Вечером перед сном я опять сел на крыльце против глухой стены соседнего дома. «Были липы — не было стены. Сгубили липы — стала стена! — думал я, ругал себя за спесь, за что-то еще такое, что не дало мне ума наплевать на все решения корпусного ревкома и остаться в сотне у Василия Даниловича Гамалия, в отряде у Лазаря Федоровича Бичерахова или, на худой конец, в отряде у душки-пьяницы Андрея Григорьевича Шкуры. — Теперь пялься на эту стену и служи агентом, то есть сволочью!» — сказал я и ничего иного не смог придумать, как только пустить все своим чередом. Деваться мне было некуда. Я был один в этом мире.

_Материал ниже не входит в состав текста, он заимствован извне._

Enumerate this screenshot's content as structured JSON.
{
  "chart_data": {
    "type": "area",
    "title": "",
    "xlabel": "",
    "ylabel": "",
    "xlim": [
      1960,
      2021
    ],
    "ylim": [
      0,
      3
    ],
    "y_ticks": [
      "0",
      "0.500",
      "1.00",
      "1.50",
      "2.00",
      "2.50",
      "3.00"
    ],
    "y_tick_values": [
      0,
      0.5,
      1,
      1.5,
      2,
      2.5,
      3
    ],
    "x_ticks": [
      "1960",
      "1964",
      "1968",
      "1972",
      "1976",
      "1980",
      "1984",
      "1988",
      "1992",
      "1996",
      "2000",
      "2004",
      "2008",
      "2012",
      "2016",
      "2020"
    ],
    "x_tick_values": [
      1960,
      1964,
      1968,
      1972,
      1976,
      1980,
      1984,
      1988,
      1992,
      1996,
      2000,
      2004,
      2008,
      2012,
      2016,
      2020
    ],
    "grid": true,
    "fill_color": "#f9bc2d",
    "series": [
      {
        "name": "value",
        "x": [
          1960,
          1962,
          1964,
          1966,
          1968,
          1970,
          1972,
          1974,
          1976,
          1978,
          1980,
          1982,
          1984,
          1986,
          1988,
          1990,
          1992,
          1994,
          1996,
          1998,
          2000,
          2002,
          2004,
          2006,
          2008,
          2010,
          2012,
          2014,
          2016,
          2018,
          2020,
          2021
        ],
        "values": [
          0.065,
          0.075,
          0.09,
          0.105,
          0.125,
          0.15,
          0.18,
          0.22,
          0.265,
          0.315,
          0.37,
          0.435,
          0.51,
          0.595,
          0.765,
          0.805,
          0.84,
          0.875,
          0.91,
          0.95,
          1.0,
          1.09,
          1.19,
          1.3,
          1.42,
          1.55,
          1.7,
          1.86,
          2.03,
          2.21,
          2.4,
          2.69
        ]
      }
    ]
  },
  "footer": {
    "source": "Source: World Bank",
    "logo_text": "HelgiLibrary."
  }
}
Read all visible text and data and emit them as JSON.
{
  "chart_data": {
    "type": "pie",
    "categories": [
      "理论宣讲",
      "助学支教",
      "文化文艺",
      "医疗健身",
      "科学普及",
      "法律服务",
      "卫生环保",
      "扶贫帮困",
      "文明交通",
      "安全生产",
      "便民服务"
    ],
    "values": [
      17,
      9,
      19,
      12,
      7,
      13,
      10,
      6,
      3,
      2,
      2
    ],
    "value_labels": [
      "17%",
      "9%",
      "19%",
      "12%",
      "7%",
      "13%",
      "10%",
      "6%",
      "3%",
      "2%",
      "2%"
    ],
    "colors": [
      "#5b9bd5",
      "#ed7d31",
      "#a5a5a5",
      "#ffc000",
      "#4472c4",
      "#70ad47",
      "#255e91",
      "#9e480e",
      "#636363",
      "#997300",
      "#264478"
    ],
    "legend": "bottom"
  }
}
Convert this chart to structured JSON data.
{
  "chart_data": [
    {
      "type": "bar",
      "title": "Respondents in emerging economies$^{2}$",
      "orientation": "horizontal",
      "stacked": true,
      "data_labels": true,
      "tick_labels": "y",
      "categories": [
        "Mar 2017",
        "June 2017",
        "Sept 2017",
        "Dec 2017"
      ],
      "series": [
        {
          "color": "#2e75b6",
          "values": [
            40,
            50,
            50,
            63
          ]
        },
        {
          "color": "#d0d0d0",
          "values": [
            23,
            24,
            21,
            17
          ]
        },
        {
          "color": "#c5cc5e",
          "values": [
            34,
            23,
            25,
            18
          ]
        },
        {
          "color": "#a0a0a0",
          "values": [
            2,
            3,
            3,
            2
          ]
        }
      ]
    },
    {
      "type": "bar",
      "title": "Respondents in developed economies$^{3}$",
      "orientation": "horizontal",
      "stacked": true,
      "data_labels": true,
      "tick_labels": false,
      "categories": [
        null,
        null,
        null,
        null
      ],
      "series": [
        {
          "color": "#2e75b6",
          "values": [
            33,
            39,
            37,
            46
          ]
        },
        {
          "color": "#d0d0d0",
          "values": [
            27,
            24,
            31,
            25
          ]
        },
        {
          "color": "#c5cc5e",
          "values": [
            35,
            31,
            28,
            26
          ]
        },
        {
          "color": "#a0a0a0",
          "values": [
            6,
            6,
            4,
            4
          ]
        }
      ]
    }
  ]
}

Курсы открылись. Пришел работать на них старый работник социалистического интернационала товарищ Грюн. Первое же занятие моими подопечными было проигнорировано. Явился на него, кажется, только мой знакомый венгр Шандор.
— Я хотел узнать, как дела у нас дома. А он мне стал говорить какое-то учение! — поделился он со мной своим недоумением.
— Вот, — сказал Бурков. — Считай, что ты саботируешь его работу. Тебе зачтется, — он посмотрел, нет ли рядом Ивана Филипповича, — зачтется, когда придет твоя мифическая старая власть!
Но все было не так невинно. Вдруг выявилась в лагере довольно внушительная группа различного толка политических воззрений и принадлежности к различным партиям, часть из которой была готова не только понести революцию к себе домой, но и защищать революцию в России. Какого черта не приперлись они на курсы, я не стал разбираться. Но на факт игнорирования курсов власть отреагировала присылкой комиссии, которая предписываемых лозунгов о конце братоубийственной войны и пожелания здравия интернационалу не обнаружила. Прибыл в лагерь сам Яша, то есть Янкель-Яков Юровский. Прибыл он в роскошном авто с открытым верхом, возможно, открытым нарочно, чтобы обыватель по дороге видел, кто едет.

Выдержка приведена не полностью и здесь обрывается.